The Lib Dem position on Trident is contortionist. The manifesto really didn’t have much to say on this rather important subject. Only: “Saying no to the like-for-like replacement of the Trident nuclear weapons system.”

It appears, if I understood it correctly, that Clegg thought that renewing Trident would be expensive, so he wanted some other nuclear options. He ducked the issue throughout the campaign. Now it seems the decision is best delayed until 2014 or beyond, when the Liberals will have decided what they think about the subject which they claim is an issue of accountancy, not morality or military strategy.

Nuclear Power

Part of the self-styled ‘greenest government ever’ the Liberal Democrats manifesto read: “No to nuclear and dirty coal. We will not waste taxpayer subsidies on nuclear power.” That’s a fairly unambiguous statement.

The Liberal Democrats have since thrown overboard one of their most distinctive election pledges and will not stand in the way of a new generation of nuclear power stations, the new energy minister, Chris Huhne, made clear on 13 May 2010.

The Lib Dem MP, who had previously described atomic power as a “failed technology”, said the new coalition government with the Conservatives believed a new construction programme could go ahead as long as it was done without financial support from the state.

It would be “entirely up to the nuclear industry in the first instance because they have to decide whether or not they’re able to build nuclear power stations without new public subsidy, and that’s the key,” Huhne explained.

Asked whether the U-turn was a major climbdown, the energy minister said in an interview on the BBC’s Today programme: “This is a coalition agreement that has always involved compromise on both sides. There are a whole series of compromises which have been struck in this agreement which I think are obviously unpleasant for each of the parties.”

The problem is that on all of these policy options – the default setting for Scottish voters, London Labour, is worse than the Liberals.

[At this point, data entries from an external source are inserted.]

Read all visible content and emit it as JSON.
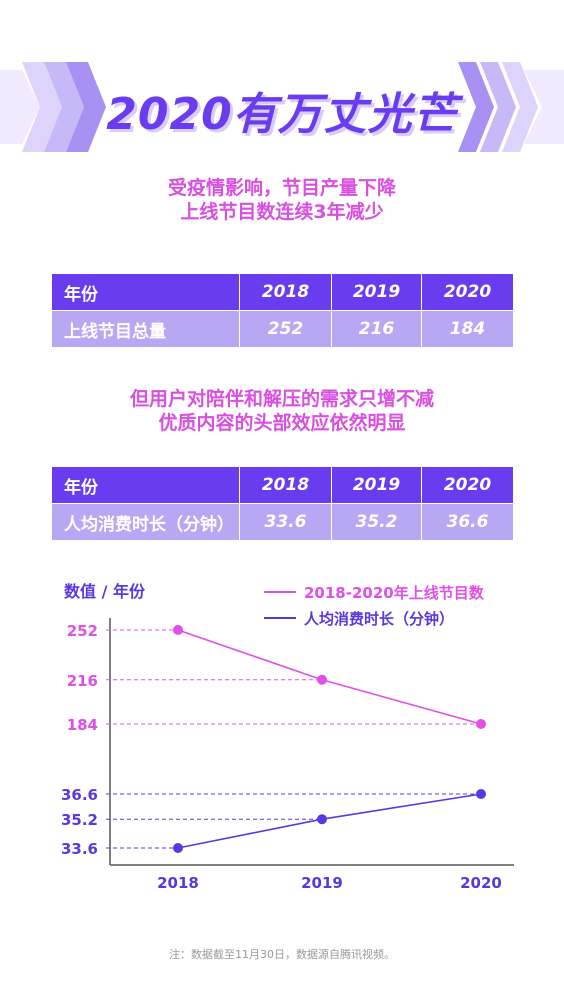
{
  "header": {
    "title": "2020有万丈光芒"
  },
  "section1": {
    "line1": "受疫情影响，节目产量下降",
    "line2": "上线节目数连续3年减少"
  },
  "table1": {
    "header": [
      "年份",
      "2018",
      "2019",
      "2020"
    ],
    "row": [
      "上线节目总量",
      "252",
      "216",
      "184"
    ]
  },
  "section2": {
    "line1": "但用户对陪伴和解压的需求只增不减",
    "line2": "优质内容的头部效应依然明显"
  },
  "table2": {
    "header": [
      "年份",
      "2018",
      "2019",
      "2020"
    ],
    "row": [
      "人均消费时长（分钟）",
      "33.6",
      "35.2",
      "36.6"
    ]
  },
  "chart_data": {
    "type": "line",
    "ylabel": "数值 / 年份",
    "categories": [
      "2018",
      "2019",
      "2020"
    ],
    "series": [
      {
        "name": "2018-2020年上线节目数",
        "values": [
          252,
          216,
          184
        ],
        "color": "#e04fe8"
      },
      {
        "name": "人均消费时长（分钟）",
        "values": [
          33.6,
          35.2,
          36.6
        ],
        "color": "#5a38e0"
      }
    ]
  },
  "note": "注：数据截至11月30日，数据源自腾讯视频。"
}
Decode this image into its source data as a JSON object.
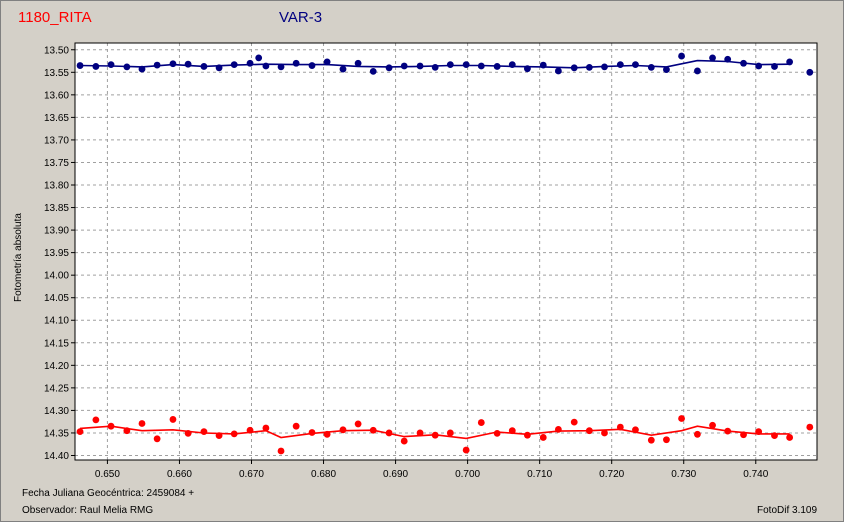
{
  "header": {
    "star_name": "1180_RITA",
    "panel_name": "VAR-3"
  },
  "footer": {
    "jd_label": "Fecha Juliana Geocéntrica: 2459084 +",
    "observer_label": "Observador: Raul Melia RMG",
    "software": "FotoDif 3.109"
  },
  "colors": {
    "background": "#d4d0c8",
    "plot_bg": "#ffffff",
    "grid": "#a0a0a0",
    "series_var": "#000080",
    "series_comp": "#ff0000",
    "star_name_color": "#ff0000",
    "panel_name_color": "#000080"
  },
  "chart_data": {
    "type": "scatter",
    "title": "VAR-3",
    "xlabel": "Fecha Juliana Geocéntrica: 2459084 +",
    "ylabel": "Fotometría absoluta",
    "xlim": [
      0.6455,
      0.7485
    ],
    "ylim": [
      14.41,
      13.485
    ],
    "y_inverted": true,
    "grid": true,
    "x_ticks": [
      "0.650",
      "0.660",
      "0.670",
      "0.680",
      "0.690",
      "0.700",
      "0.710",
      "0.720",
      "0.730",
      "0.740"
    ],
    "y_ticks": [
      "13.50",
      "13.55",
      "13.60",
      "13.65",
      "13.70",
      "13.75",
      "13.80",
      "13.85",
      "13.90",
      "13.95",
      "14.00",
      "14.05",
      "14.10",
      "14.15",
      "14.20",
      "14.25",
      "14.30",
      "14.35",
      "14.40"
    ],
    "series": [
      {
        "color": "#000080",
        "points": [
          [
            0.6462,
            13.535
          ],
          [
            0.6484,
            13.537
          ],
          [
            0.6505,
            13.533
          ],
          [
            0.6527,
            13.538
          ],
          [
            0.6548,
            13.543
          ],
          [
            0.6569,
            13.534
          ],
          [
            0.6591,
            13.531
          ],
          [
            0.6612,
            13.532
          ],
          [
            0.6634,
            13.537
          ],
          [
            0.6655,
            13.54
          ],
          [
            0.6676,
            13.533
          ],
          [
            0.6698,
            13.53
          ],
          [
            0.671,
            13.518
          ],
          [
            0.672,
            13.536
          ],
          [
            0.6741,
            13.538
          ],
          [
            0.6762,
            13.53
          ],
          [
            0.6784,
            13.535
          ],
          [
            0.6805,
            13.527
          ],
          [
            0.6827,
            13.543
          ],
          [
            0.6848,
            13.53
          ],
          [
            0.6869,
            13.548
          ],
          [
            0.6891,
            13.54
          ],
          [
            0.6912,
            13.536
          ],
          [
            0.6934,
            13.536
          ],
          [
            0.6955,
            13.539
          ],
          [
            0.6976,
            13.533
          ],
          [
            0.6998,
            13.533
          ],
          [
            0.7019,
            13.536
          ],
          [
            0.7041,
            13.537
          ],
          [
            0.7062,
            13.533
          ],
          [
            0.7083,
            13.542
          ],
          [
            0.7105,
            13.534
          ],
          [
            0.7126,
            13.547
          ],
          [
            0.7148,
            13.54
          ],
          [
            0.7169,
            13.539
          ],
          [
            0.719,
            13.538
          ],
          [
            0.7212,
            13.533
          ],
          [
            0.7233,
            13.533
          ],
          [
            0.7255,
            13.539
          ],
          [
            0.7276,
            13.544
          ],
          [
            0.7297,
            13.514
          ],
          [
            0.7319,
            13.547
          ],
          [
            0.734,
            13.518
          ],
          [
            0.7361,
            13.521
          ],
          [
            0.7383,
            13.53
          ],
          [
            0.7404,
            13.536
          ],
          [
            0.7426,
            13.537
          ],
          [
            0.7447,
            13.527
          ],
          [
            0.7475,
            13.55
          ]
        ],
        "trend": [
          [
            0.6462,
            13.535
          ],
          [
            0.6505,
            13.536
          ],
          [
            0.6548,
            13.538
          ],
          [
            0.6591,
            13.533
          ],
          [
            0.6634,
            13.537
          ],
          [
            0.6676,
            13.534
          ],
          [
            0.672,
            13.532
          ],
          [
            0.6762,
            13.533
          ],
          [
            0.6805,
            13.533
          ],
          [
            0.6848,
            13.537
          ],
          [
            0.6891,
            13.538
          ],
          [
            0.6934,
            13.537
          ],
          [
            0.6976,
            13.535
          ],
          [
            0.7019,
            13.535
          ],
          [
            0.7062,
            13.537
          ],
          [
            0.7105,
            13.538
          ],
          [
            0.7148,
            13.54
          ],
          [
            0.719,
            13.537
          ],
          [
            0.7233,
            13.535
          ],
          [
            0.7276,
            13.538
          ],
          [
            0.7319,
            13.524
          ],
          [
            0.7361,
            13.526
          ],
          [
            0.7404,
            13.533
          ],
          [
            0.7447,
            13.532
          ]
        ]
      },
      {
        "color": "#ff0000",
        "points": [
          [
            0.6462,
            14.347
          ],
          [
            0.6484,
            14.321
          ],
          [
            0.6505,
            14.335
          ],
          [
            0.6527,
            14.345
          ],
          [
            0.6548,
            14.329
          ],
          [
            0.6569,
            14.363
          ],
          [
            0.6591,
            14.32
          ],
          [
            0.6612,
            14.351
          ],
          [
            0.6634,
            14.347
          ],
          [
            0.6655,
            14.356
          ],
          [
            0.6676,
            14.352
          ],
          [
            0.6698,
            14.344
          ],
          [
            0.672,
            14.339
          ],
          [
            0.6741,
            14.39
          ],
          [
            0.6762,
            14.335
          ],
          [
            0.6784,
            14.349
          ],
          [
            0.6805,
            14.353
          ],
          [
            0.6827,
            14.343
          ],
          [
            0.6848,
            14.33
          ],
          [
            0.6869,
            14.344
          ],
          [
            0.6891,
            14.35
          ],
          [
            0.6912,
            14.368
          ],
          [
            0.6934,
            14.35
          ],
          [
            0.6955,
            14.355
          ],
          [
            0.6976,
            14.35
          ],
          [
            0.6998,
            14.388
          ],
          [
            0.7019,
            14.327
          ],
          [
            0.7041,
            14.351
          ],
          [
            0.7062,
            14.345
          ],
          [
            0.7083,
            14.355
          ],
          [
            0.7105,
            14.36
          ],
          [
            0.7126,
            14.342
          ],
          [
            0.7148,
            14.326
          ],
          [
            0.7169,
            14.345
          ],
          [
            0.719,
            14.35
          ],
          [
            0.7212,
            14.337
          ],
          [
            0.7233,
            14.343
          ],
          [
            0.7255,
            14.366
          ],
          [
            0.7276,
            14.365
          ],
          [
            0.7297,
            14.318
          ],
          [
            0.7319,
            14.353
          ],
          [
            0.734,
            14.333
          ],
          [
            0.7361,
            14.346
          ],
          [
            0.7383,
            14.354
          ],
          [
            0.7404,
            14.347
          ],
          [
            0.7426,
            14.356
          ],
          [
            0.7447,
            14.36
          ],
          [
            0.7475,
            14.337
          ]
        ],
        "trend": [
          [
            0.6462,
            14.34
          ],
          [
            0.6505,
            14.335
          ],
          [
            0.6548,
            14.345
          ],
          [
            0.6591,
            14.343
          ],
          [
            0.6634,
            14.35
          ],
          [
            0.6676,
            14.352
          ],
          [
            0.672,
            14.345
          ],
          [
            0.6741,
            14.36
          ],
          [
            0.6784,
            14.351
          ],
          [
            0.6827,
            14.345
          ],
          [
            0.6869,
            14.344
          ],
          [
            0.6912,
            14.358
          ],
          [
            0.6955,
            14.354
          ],
          [
            0.6998,
            14.362
          ],
          [
            0.7041,
            14.348
          ],
          [
            0.7083,
            14.353
          ],
          [
            0.7126,
            14.346
          ],
          [
            0.7169,
            14.345
          ],
          [
            0.7212,
            14.342
          ],
          [
            0.7255,
            14.355
          ],
          [
            0.7297,
            14.345
          ],
          [
            0.7319,
            14.335
          ],
          [
            0.7361,
            14.346
          ],
          [
            0.7404,
            14.352
          ],
          [
            0.7447,
            14.352
          ]
        ]
      }
    ]
  }
}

As Brian Quail put it: “When May 2011 comes, and we have the crucial election for the Scottish Parliament, we will face a clear choice; to vote for one of the British nationalist (Unionist) party, all of which are pro-Trident, or to vote for the SNP, the one major political party which maintains a principled opposition to the UK’s criminal and illegal WMD, Trident.”

Labour MSPs have been trying to hide their views on tuition fees; it is high time they were made to come clean. Iain Gray has strongly hinted that he supports some kind of graduate tax, following the lead of the UK Labour leader, Ed Miliband.

New nuclear power is now official Labour policy. It’s deeply unpopular across the country but over the coming weeks they’ll be forced to explain the policy (which hardly any Scottish Labour MSPs themselves support this). It’s Labour’s tuition fees issue.

The constitutional questions are ones that will only be resolved by independence. Calman is a mess and a shallow ineffective one at that. The rest is the system inoculating itself against change. The question remains can Labour really sustain a challenge without policies or people to articulate them. Can they make people believe they will be a bullwark against London cuts? 

The Liberals have lost in Scotland and it’s five months till polling day.

As President George W. Bush once eloquently put it: ‘“There’s an old saying in Tennessee — I know it’s in Texas, probably in Tennessee — that says, fool me once, shame on, shame on you. Fool me, you can’t get fooled again.”

Scott and Gray may lack the oratorical skills of the ex-President but the electorate are smarter than to be fooled again by politicians who fail to deliver. London Labour is no alternative to the failed Liberal drones.